The Department of the Interior said oil companies had stockpiled millions of acres of leases on public lands and waters following a fire sale by Trump in his final days of office. Onshore and offshore, the oil and gas industry is sitting on some 7,700 unused, approved permits to drill.
Artem Abramov, partner and head of shale research at Rystad Energy, said major shale producers such as EOG Resources, Devon Energy and Occidental Petroleum could maintain activity at prospective assets in Delaware and New Mexico for another three to six years.

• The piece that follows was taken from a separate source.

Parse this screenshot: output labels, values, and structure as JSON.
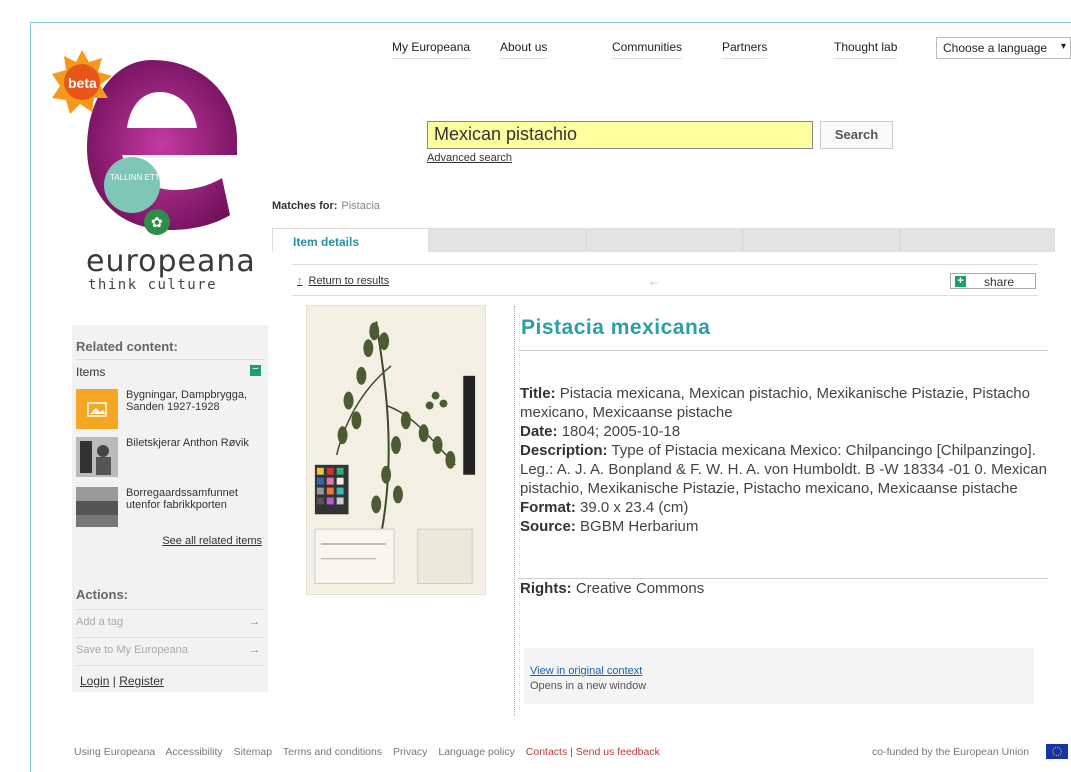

“Then, they will be able to reallocate capital and rigs to adjacent state and private leases and maintain low-cost activity for another 8-10 years in New Mexico. Finally, they have plenty of options in their portfolio on the Texas side of the Permian Basin, so long-term implications for them would be fairly marginal if the ban ends up being permanent.”
The impact of Biden’s actions on upstream activity may not be felt for some years, but the slow-burn transition to more sustainable forms of energy has begun, and for project logistics, this will spell more opportunities. Were the president to renege on his campaign promises now, he would just be delaying the inevitable.
“The future holds deep changes and we have to be prepared for what is to come,” said Daniel Berasategui, CEO of Noatum Project Cargo.
“While we continue to serve oil and gas companies, we are also increasing our renewable energy services portfolio with a greater focus on offshore wind. As the saying goes, when one door closes, another opens.”
Colombia-based Simon West is a freelance journalist specializing in energy and biofuels news and market movements in the Americas.